Dans de telles conditions, il devient de plus en plus difficile d’expliquer à des petits d’homme qu’être, ce n’est pas paraître. Que les véritables étoiles sont celles qui sont au-dessus de nos têtes, mortes depuis bien plus longtemps que leurs trisaïeuls. Qu’à trop s’approcher des projecteurs, on se crame les ailes. Que si Icare avait écouté les conseils de son père, il ne serait pas mort noyé.
A cet instant, si tu viens de tenter l’expérience, tu peux avoir plusieurs réactions, variables selon l’âge de ta progéniture.
– Oh non! Ycare, le chanteur de la Nouvelle Star est DCD?
Je t’ai dit, faut balancer la télé !
– Tu fais hièch avec tes histoires de dinosaures avariés! De toute façon, je réussirai ma vie mieux que toi!
Et pan dans les dents ! En même temps, ça prouve qu’il ou elle a la niaque.
– Parce que tu vois, moi, je ne signerai pas de CDI à moins de 3000 € net par mois et j’attendrai pas 20 ans pour me retrouver directeur!
Ouch ! Syndrome Iznogoud. T’inquiète pas ! La vie se chargera de lui botter le cul balle au centre. Et c’est rassurant. Il ou elle a au moins un rêve !
– Papa, tu me racontes la mite d’Icare?
C’est choupi, non ?, s’exclamerait l’une de mes filles.

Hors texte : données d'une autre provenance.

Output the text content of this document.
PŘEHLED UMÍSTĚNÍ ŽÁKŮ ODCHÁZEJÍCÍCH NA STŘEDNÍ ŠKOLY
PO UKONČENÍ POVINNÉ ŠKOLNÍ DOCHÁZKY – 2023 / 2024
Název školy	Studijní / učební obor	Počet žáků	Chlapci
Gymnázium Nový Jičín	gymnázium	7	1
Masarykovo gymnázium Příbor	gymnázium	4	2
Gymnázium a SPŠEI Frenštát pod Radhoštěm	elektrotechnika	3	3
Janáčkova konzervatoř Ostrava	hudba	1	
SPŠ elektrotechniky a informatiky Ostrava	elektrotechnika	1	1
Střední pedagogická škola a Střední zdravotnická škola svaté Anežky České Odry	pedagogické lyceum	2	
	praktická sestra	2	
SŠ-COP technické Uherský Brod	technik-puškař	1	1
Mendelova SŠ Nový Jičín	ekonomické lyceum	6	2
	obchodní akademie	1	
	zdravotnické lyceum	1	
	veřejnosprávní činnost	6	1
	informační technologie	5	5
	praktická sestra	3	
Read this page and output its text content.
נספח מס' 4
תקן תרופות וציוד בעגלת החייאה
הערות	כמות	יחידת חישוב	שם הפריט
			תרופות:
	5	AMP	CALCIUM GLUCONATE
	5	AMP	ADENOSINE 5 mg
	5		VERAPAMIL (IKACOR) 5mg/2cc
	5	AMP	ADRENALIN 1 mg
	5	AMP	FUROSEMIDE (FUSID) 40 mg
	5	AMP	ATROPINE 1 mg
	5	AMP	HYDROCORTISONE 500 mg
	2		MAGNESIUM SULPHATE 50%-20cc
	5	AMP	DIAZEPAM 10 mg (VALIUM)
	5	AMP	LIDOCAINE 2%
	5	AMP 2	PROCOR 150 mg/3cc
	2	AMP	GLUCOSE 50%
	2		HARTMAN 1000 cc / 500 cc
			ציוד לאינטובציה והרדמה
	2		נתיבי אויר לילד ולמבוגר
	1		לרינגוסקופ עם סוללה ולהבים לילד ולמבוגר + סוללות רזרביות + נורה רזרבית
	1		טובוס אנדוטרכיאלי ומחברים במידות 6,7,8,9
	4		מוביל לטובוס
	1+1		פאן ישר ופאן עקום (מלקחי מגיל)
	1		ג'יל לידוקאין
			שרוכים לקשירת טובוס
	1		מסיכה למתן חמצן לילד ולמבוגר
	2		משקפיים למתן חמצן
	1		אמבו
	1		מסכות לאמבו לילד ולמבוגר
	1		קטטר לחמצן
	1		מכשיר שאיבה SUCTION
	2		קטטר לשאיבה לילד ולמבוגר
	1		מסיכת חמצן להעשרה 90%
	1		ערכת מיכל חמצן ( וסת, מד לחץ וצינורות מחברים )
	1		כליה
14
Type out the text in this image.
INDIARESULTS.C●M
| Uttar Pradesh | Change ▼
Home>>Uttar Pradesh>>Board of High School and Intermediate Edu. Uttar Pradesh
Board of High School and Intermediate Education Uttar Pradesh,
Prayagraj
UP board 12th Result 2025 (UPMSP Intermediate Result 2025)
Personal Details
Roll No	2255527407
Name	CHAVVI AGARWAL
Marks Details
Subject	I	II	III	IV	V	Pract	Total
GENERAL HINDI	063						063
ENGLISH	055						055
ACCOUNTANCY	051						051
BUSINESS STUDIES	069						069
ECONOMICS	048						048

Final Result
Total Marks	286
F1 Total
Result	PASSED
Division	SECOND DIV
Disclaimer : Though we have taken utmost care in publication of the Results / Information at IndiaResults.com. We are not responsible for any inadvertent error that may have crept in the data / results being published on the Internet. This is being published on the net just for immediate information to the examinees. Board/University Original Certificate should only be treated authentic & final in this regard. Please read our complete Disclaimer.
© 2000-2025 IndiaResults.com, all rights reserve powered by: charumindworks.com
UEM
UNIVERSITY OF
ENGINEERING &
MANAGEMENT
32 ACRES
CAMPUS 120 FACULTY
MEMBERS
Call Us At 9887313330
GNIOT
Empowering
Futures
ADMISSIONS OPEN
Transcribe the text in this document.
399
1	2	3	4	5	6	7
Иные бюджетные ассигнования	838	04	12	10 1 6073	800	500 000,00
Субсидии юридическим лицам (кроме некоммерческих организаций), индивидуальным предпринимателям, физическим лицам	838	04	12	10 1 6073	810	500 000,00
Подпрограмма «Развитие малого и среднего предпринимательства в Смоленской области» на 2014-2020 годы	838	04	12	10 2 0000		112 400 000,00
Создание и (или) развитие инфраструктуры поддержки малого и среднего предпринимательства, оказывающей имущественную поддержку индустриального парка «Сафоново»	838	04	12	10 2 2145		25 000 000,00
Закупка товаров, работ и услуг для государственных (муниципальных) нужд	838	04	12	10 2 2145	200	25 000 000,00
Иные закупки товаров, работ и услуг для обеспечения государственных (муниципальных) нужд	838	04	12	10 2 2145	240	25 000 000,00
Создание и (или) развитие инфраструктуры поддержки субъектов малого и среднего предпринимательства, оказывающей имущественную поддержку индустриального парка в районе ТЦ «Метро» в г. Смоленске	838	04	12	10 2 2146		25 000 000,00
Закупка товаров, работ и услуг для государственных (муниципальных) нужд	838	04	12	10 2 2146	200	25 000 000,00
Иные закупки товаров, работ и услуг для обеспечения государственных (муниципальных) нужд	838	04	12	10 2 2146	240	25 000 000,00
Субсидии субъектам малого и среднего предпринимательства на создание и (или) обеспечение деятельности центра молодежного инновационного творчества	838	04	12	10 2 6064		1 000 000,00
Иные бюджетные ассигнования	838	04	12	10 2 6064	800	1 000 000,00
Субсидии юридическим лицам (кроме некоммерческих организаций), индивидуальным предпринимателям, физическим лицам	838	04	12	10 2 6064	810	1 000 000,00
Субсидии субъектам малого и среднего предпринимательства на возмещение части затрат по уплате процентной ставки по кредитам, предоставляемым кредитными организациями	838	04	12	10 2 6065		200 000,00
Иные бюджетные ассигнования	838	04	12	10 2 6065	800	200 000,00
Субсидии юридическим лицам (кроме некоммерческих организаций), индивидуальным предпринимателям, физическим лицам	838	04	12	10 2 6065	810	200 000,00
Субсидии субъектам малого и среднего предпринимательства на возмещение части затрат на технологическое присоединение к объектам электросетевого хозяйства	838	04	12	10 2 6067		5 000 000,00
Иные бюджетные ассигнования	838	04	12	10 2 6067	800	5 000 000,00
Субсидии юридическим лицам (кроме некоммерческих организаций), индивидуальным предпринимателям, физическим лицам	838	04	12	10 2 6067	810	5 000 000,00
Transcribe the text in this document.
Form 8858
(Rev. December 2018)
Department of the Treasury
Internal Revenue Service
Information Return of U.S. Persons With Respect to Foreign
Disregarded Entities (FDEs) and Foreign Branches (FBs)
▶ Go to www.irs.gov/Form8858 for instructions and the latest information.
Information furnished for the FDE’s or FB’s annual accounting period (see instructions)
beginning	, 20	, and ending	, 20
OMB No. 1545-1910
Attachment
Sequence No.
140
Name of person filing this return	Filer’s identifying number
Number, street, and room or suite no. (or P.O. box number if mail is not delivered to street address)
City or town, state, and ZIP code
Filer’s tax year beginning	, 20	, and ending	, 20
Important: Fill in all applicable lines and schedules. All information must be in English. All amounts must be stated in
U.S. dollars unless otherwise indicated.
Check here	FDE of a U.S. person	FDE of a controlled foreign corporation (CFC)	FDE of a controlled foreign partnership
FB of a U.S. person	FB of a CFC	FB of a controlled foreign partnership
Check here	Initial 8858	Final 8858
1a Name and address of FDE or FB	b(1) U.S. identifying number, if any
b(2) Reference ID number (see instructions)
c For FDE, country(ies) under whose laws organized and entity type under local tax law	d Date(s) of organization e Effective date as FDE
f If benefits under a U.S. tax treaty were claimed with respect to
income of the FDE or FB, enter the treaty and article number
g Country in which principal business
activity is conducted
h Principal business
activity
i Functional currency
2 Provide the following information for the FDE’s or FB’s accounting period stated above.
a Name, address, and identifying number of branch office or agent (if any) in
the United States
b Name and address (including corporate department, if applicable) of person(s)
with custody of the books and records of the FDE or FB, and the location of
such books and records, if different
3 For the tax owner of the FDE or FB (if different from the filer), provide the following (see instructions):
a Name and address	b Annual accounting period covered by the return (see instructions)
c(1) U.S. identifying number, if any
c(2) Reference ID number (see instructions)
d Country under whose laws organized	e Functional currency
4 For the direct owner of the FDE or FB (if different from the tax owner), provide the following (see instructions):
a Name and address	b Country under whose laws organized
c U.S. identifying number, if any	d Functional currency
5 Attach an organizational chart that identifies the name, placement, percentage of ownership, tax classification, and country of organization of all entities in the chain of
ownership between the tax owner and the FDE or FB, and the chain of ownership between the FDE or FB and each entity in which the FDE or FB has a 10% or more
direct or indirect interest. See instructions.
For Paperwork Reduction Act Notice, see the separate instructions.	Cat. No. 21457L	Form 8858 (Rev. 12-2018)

Certaines explications sont un peu plus délicates à traiter. Genre sexualité : les diversités de comportements sexuels selon les normes établies par les religions et la construction de la personne, la différence entre l’érotisme et la pornographie, entre baiser et faire l’amour, la prévention contre les maladies ou les infections sexuellement transmissibles, les fantasmes, le désir, les premières sensations, l’orientation, la législation, l’agression.
Tu peux avoir droit à des questions franches, style : « C’est quoi cette bouteille de lait ? », ou plus déguisées comme : « Moi, mes règles, elles ne sont pas bleues ! » ou « Moi, de toute façon, j’aime pas le chocolat ! Tu l’as rencontrée comment maman ? ». Pas évident de se jeter à l’eau quand l’autre parent se défile. Surtout si l’enfant n’est pas du même sexe que toi.
Quoi qu’il en soit, arrivera le moment où tu t’étonneras : « Je leur ai donné la même éducation, pourquoi sont-ils aussi différents ? ». Tous les parents s’interrogent un jour sur ce sujet. A part ceux qui ne se remettent jamais en question. Ou qui ne sont papas ou mamans parce que socialement, c’est mieux.
J’ai remarqué que, bien souvent, de gros clashs arrivent quand la fratrie est adulte et leurs père et mère très malades. Terminé les accolades et les fous rires fraternels. Place aux colères, aux rancœurs, aux mots-vengeurs. Chacun se raccroche à ses souvenirs. Et t’as beau avoir vécu au même endroit pendant des années, tu ne te rappelles pas des mêmes évènements. Voire, tu nies des faits que des personnes étrangères à votre famille pourraient te certifier exacts.
C’est ce qu’il s’est passé récemment dans ma vie. Jusqu’à son dernier souffle ma mère aura attendu mon frère qui n’est jamais venu. Ma sœur a tout juste réagi assez tôt. C’est triste. Mais lors des trois cérémonies qui ont eu lieu en sa mémoire, nous étions là tous les trois, dignes et soudés. Comme autrefois. Seule notre douleur était différente.
« C’est un peu tard, vous ne trouvez pas ? » leur ai-je dit la première fois.
De même qu’il est faut de croire qu’on est obligé d’aimer son fils ou sa fils parce qu’on l’a mis au monde, il est utopique de se persuader que l’amour fraternel est éternité.
L’être humain est toujours seul au monde, n’est-ce pas ?
– Je veux bien être seule avec toi. Et la prochaine fois que vous vous engueulez, tu ne traverses plus les voies. Avec ou sans valise. P’tit con !

Gene Simmons, Kiss

Gene Simmons, Kiss

* I was made for lovin’ you, titre d’une chanson de Kiss.